Firms are increasingly transitioning employees from traditional desktops to laptops as their only workstation to connect to the firm’s information resources and production applications. This has a variety of benefits, including increasing mobility of staff, providing secured remote access through a firm managed laptop, and allowing the employee to have a workstation in the event of a disaster (as highlighted by the recent series of hurricanes).
However, with this added mobility also comes additional responsibility to make sure the laptop is protected both physically and digitally. When issuing laptops to employees, it is important that the firm and personnel are both cognizant of the increased risks and responsibilities involved, and that the appropriate measures are being taken to protect the firm’s resources.
Laptops are easy targets for thieves, so employees must be reminded that it is their responsibility to:
- Physically secure their laptop by locking the door of the office where it is being utilized or securing it via a physical cable lock if they have to leave.

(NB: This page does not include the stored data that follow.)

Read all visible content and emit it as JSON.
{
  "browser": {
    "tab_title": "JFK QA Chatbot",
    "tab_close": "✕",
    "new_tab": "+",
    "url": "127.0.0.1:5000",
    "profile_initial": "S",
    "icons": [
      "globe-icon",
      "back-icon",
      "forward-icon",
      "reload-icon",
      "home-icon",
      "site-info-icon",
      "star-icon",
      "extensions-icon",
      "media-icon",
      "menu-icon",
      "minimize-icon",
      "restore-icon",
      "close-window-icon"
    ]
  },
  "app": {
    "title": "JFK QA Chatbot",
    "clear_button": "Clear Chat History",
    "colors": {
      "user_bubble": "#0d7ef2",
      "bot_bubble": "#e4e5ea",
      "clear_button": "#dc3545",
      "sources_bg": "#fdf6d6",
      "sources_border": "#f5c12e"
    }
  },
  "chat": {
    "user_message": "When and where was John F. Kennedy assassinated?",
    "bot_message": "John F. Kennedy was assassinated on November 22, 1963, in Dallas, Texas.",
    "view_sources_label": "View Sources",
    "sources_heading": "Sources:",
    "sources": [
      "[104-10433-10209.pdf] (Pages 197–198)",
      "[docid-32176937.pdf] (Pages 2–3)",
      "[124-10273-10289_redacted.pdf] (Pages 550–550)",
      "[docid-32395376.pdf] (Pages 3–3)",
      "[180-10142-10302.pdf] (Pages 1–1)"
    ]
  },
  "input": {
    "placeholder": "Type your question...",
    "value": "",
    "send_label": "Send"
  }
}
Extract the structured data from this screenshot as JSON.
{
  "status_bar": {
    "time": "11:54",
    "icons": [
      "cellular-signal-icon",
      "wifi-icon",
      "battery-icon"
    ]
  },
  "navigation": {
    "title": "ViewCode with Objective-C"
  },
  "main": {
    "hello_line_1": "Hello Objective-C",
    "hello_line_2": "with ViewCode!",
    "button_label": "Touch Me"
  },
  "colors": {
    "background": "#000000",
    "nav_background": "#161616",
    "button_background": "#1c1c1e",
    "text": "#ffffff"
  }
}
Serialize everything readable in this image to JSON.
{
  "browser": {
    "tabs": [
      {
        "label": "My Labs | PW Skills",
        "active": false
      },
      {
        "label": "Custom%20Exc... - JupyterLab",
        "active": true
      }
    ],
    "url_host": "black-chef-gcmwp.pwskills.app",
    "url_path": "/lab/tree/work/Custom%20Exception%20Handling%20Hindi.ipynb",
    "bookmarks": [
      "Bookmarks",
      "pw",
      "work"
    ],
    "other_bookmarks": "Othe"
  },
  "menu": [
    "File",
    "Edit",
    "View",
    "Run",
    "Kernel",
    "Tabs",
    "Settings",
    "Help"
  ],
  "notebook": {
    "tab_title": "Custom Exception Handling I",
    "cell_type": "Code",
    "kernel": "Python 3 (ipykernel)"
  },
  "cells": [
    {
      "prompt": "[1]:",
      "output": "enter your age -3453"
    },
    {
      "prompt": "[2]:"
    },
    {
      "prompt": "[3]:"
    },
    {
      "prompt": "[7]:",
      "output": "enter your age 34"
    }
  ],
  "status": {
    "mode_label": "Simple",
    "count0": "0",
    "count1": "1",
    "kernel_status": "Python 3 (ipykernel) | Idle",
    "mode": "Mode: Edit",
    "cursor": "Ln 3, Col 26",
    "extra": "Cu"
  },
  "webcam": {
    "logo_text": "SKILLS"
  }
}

- Maintain proximity awareness of their laptop when in transit, meaning either visually having it in their line-of-sight by carrying it on their shoulder, or by always touching their computer bag (i.e. with their leg if it is placed on the floor).
- Either place laptops in the trunk or hidden from view within the car when getting in and not upon arrival of their destination. Thieves have been known to monitor parking areas, specifically watching for personnel placing their laptops in their trunks after they park.
Encrypted Hard Drives
Unfortunately, data is still being downloaded onto laptops, either because the employee wanted the convenience of saving and working locally, or they are concerned that they will not have Internet access where they are going and need to work on certain files. Be sure that employees:
- Encrypt all data drives to protect the firm in the event the laptop is lost or stolen.
Any access to a firm workstation and network:
- Must require a complex password that is changed on schedule and whenever there is any concern that an employee’s password could have been compromised.
- Should require multi-factor authentication (Xcentric uses Duo Security), meaning that in addition to entering their password, the employee’s identity would be verified biometrically (thumb print, facial recognition, etc.) or by inputting a secure code sent to the employee through their smartphone or via a call back phone number.
Employees must be reminded that client confidentiality rules extend to wherever they may be working. They should:
- Utilize a screen privacy filter when accessing confidential data when in transit or in public places.
- Have automatic screen savers set for a shorter period on laptops, rather than the 30 or 60-minute settings used on desktops.
Secure Operating Systems
Employees should be reminded that:
- Checking social media and non-work email accounts can expose workstations to a broader range of malware and viruses, so it is also important for the IT team to ensure the anti-virus/malware applications and operating systems are automatically updated.
- Regularly shutting down and rebooting their laptops will allow updates and background maintenance to occur.
- The risks of using public WiFi and USB thumbdrives can introduce malware to the laptop. Instead they could use mobile hotspots for internet connectivity, and web-based portals and secure email for file transfers.
Updated Policies/Reminder Training
As firms transition to more mobile computing, it is important that the firm’s policies on remote usage are updated to reflect how and when laptops are utilized.
- IT and HR personnel should review all technology-related policies together and then provide training to staff.
- Firms should present mandatory annual security training for all personnel that would include the use of laptops.
Digital security has never been more important than it is today. When going through the checklist of threats that firms are dealing with, it is important not to assume that everyone is aware of mobile computing standards, particularly those that are transitioning to a laptop environment.